Jangan lupa pakai masker ketika pergi keluar rumah #MaskerUntukSemua - 6 April

Jika sebelumnya, WHO (Badan Kesehatan Dunia) merekomendasikan penggunaan masker hanya bagi para penderita sakit/ penyakit, petugas medis, dan mereka yang merawat orang sakit. Namun pada hari sabtu, 4 April lalu Dikutip dari media South China Morning Post, Direktur Eksekutif Program Darurat Kesehatan WHO, Dr Michael Ryan menyetujui penggunaan masker di tempat umum bagi semua orang.

"Ada situasi di mana penggunaan masker mungkin bisa mengurangi angka penularan dari orang yang terinfeksi kepada orang yang lain, [...] Kami akan mendukung pemerintahan yang tengah mempertimbangkan penggunaan masker sebagai strategi komprehensif kontrol penyakit ini," ungkap Ryan.

Tetapi WHO tetap menekankan jika penggunaan masker medis sebaiknya diutamakan hanya digunakan oleh para pekerja medis. Sementara, bagi mereka yang sehat yang beraktivitas diluar ruangan bisa menggunakan masker yang berbahan dasar dari kain.
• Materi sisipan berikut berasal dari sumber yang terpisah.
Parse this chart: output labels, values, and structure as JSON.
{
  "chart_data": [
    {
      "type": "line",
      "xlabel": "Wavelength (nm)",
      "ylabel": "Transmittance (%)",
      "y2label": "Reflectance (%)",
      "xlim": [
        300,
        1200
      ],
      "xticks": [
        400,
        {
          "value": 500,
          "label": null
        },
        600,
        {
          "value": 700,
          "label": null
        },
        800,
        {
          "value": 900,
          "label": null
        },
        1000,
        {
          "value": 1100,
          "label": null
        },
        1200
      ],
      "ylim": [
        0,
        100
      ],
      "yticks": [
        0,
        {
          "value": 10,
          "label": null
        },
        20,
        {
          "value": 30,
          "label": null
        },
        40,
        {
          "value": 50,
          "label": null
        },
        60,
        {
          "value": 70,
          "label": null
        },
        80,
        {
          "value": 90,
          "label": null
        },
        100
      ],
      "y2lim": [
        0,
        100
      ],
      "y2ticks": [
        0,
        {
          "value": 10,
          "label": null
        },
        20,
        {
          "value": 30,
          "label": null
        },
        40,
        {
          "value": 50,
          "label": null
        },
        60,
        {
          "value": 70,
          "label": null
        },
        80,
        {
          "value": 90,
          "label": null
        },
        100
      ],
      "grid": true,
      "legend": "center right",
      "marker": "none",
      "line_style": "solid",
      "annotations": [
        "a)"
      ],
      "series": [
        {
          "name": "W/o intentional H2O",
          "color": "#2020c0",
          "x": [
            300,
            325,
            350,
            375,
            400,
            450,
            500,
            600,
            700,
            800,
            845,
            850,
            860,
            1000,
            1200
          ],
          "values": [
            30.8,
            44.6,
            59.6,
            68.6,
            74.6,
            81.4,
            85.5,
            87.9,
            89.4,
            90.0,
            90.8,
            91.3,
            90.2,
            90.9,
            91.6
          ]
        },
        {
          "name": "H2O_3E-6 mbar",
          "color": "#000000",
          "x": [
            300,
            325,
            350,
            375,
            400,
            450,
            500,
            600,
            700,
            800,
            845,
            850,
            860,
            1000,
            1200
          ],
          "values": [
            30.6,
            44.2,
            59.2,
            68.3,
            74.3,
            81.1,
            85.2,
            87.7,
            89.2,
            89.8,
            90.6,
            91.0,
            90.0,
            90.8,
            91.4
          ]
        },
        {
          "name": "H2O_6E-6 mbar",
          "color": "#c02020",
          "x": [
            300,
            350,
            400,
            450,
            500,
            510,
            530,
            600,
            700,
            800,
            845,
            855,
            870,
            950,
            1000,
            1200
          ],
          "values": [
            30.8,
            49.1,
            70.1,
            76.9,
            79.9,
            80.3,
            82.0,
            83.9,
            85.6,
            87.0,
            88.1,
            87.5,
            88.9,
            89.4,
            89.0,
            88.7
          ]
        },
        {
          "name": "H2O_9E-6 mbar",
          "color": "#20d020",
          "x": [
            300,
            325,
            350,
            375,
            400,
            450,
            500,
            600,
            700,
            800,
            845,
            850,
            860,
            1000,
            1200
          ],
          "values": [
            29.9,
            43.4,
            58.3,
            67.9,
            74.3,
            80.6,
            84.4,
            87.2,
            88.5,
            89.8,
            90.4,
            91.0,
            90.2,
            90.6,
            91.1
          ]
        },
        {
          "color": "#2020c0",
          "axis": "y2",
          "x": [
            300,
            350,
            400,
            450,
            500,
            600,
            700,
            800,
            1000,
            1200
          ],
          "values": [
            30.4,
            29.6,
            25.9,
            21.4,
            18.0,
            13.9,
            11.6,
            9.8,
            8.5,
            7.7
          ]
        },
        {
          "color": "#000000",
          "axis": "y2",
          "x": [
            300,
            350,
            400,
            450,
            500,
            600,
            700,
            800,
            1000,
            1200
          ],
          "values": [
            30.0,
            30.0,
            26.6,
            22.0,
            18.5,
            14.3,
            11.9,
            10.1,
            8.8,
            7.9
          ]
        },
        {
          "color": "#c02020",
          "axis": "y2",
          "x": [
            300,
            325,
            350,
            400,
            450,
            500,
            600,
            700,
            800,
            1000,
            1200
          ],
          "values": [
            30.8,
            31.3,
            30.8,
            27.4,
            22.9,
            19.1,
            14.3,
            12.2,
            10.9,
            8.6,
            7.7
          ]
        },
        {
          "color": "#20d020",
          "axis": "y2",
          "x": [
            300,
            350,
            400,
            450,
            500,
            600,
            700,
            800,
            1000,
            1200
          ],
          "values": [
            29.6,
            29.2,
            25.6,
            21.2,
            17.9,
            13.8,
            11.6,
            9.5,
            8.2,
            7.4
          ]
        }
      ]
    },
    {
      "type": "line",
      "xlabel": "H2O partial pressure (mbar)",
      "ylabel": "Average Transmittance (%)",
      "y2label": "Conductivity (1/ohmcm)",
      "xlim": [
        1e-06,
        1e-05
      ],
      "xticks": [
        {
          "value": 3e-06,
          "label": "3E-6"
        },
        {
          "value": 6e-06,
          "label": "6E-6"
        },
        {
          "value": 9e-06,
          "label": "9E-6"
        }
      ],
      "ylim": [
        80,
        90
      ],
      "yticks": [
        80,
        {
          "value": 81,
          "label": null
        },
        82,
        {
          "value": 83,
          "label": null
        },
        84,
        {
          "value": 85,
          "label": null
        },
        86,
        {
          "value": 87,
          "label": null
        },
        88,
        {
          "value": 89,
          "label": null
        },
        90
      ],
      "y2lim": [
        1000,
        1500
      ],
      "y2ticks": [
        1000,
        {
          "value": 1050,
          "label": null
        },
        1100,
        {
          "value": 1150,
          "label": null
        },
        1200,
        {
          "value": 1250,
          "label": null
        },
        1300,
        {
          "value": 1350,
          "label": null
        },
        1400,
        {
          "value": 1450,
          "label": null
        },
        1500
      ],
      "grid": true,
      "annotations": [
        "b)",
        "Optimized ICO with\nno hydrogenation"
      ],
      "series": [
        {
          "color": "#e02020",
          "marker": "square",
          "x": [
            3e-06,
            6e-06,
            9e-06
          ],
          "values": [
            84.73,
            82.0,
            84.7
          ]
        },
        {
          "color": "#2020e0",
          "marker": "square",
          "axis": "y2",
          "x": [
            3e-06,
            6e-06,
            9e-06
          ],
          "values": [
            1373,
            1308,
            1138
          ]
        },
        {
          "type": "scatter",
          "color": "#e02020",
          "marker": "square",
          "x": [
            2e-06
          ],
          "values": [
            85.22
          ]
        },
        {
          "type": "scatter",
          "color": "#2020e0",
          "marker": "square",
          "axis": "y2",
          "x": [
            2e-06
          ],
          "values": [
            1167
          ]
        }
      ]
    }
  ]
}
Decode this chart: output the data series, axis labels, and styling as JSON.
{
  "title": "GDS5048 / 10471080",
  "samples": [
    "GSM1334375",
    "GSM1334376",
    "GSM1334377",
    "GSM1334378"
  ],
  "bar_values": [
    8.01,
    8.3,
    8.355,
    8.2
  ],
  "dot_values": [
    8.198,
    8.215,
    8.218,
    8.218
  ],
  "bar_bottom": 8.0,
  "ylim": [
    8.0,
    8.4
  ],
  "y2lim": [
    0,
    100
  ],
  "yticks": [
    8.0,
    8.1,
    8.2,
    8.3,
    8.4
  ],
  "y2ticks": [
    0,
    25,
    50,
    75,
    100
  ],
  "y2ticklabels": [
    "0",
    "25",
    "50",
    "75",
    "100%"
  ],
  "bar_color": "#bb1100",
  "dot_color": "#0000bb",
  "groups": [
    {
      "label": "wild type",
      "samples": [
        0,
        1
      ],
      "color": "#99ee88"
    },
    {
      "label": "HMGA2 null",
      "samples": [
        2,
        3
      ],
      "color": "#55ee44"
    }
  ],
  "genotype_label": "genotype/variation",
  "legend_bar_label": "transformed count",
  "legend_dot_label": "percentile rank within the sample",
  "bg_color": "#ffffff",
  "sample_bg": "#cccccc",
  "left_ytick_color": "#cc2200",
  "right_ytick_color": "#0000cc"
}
Hal ini bertujuan untuk menjaga ketersediaan stok masker medis sehingga para pahlawan di garis depan (para dokter dan perawat) tetap mendapatkan perlindungan sesuai standard dalam mengerjakan tugasnya. 

"Masker bedah dan masker N95 untuk harus kita prioritaskan penggunaannya bagi mereka yang ada di garis terdepan," kata Ryan.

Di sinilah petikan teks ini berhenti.